Subject: Re: multiple Tx queues
To: None <tech-net@NetBSD.org>
From: David Young <dyoung@pobox.com>
List: tech-net
Date: 01/09/2004 19:59:11
On Fri, Jan 09, 2004 at 09:55:23AM -0500, Greg Troxel wrote:
>   Here is my proposal in code for associating VLAN tags with hardware
>   queues.
> 
> OK, but...
> 
>     % pass out to vlan0 proto ospf
>     % pass out to vlan2 tcp port ftp-data
>     % pass out to vlan1
> 
> Perhaps it would help if you gave a problem statement.

Probably. How is this?

"Some NICs have multiple transmit descriptor rings which can be used
to implement QoS, but NetBSD does not let us use them. The problem is
to provide an API and a user interface so that developers and users can
exploit those rings to implement QoS policies.
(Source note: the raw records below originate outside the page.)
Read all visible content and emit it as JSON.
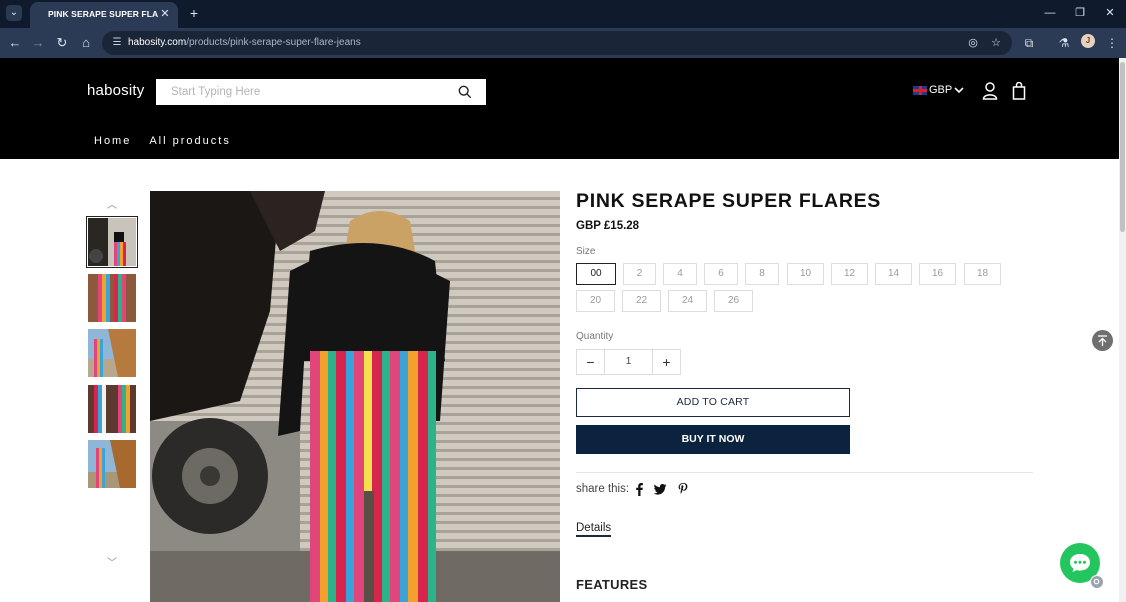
{
  "browser": {
    "tab_title": "PINK SERAPE SUPER FLARES -",
    "tab_close": "✕",
    "new_tab": "+",
    "url_host": "habosity.com",
    "url_path": "/products/pink-serape-super-flare-jeans",
    "profile_initial": "J",
    "icons": [
      "tab-search-icon",
      "back-icon",
      "forward-icon",
      "reload-icon",
      "home-icon",
      "site-info-icon",
      "eye-off-icon",
      "star-icon",
      "extensions-icon",
      "labs-icon",
      "profile-icon",
      "menu-icon",
      "minimize-icon",
      "maximize-icon",
      "close-icon"
    ]
  },
  "header": {
    "logo": "habosity",
    "search_placeholder": "Start Typing Here",
    "currency": "GBP",
    "nav": [
      "Home",
      "All products"
    ]
  },
  "product": {
    "title": "PINK SERAPE SUPER FLARES",
    "price": "GBP £15.28",
    "size_label": "Size",
    "sizes": [
      "00",
      "2",
      "4",
      "6",
      "8",
      "10",
      "12",
      "14",
      "16",
      "18",
      "20",
      "22",
      "24",
      "26"
    ],
    "selected_size": "00",
    "quantity_label": "Quantity",
    "quantity": "1",
    "qty_minus": "−",
    "qty_plus": "+",
    "add_to_cart": "ADD TO CART",
    "buy_now": "BUY IT NOW",
    "share_label": "share this:",
    "details_tab": "Details",
    "features_heading": "FEATURES"
  },
  "gallery": {
    "thumb_count": 5,
    "active_thumb": 0
  },
  "colors": {
    "header_bg": "#000000",
    "buy_button": "#0c2340",
    "chat_bubble": "#22c55e"
  }
}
"All other things being equal, users and developers will prefer a familiar
UI and an existing API."

> Creating
> vlans, giving them different qos treatment, and then using ipfilter to
> direct traffic onto them (if I followed your example) seems odd to me,
> when you could be using CBQ, PRIQ or something else (from ALTQ)
> instead.

I guess that these chipset features could be used to implement "hardware
ALTQ(9)" by analogy to "hardware crypto" ? I think that a driver can
provide a hardware implementation of some CBQ, HFSC, and PRIQ configs
by overloading the {cbq,hfsc,priq}_class_create routines. Some CBQ and
PRIQ configs will map to rtw's prioritized rings. Some HFSC configs
might also map to a combo of prioritized rings and a contention-free ring.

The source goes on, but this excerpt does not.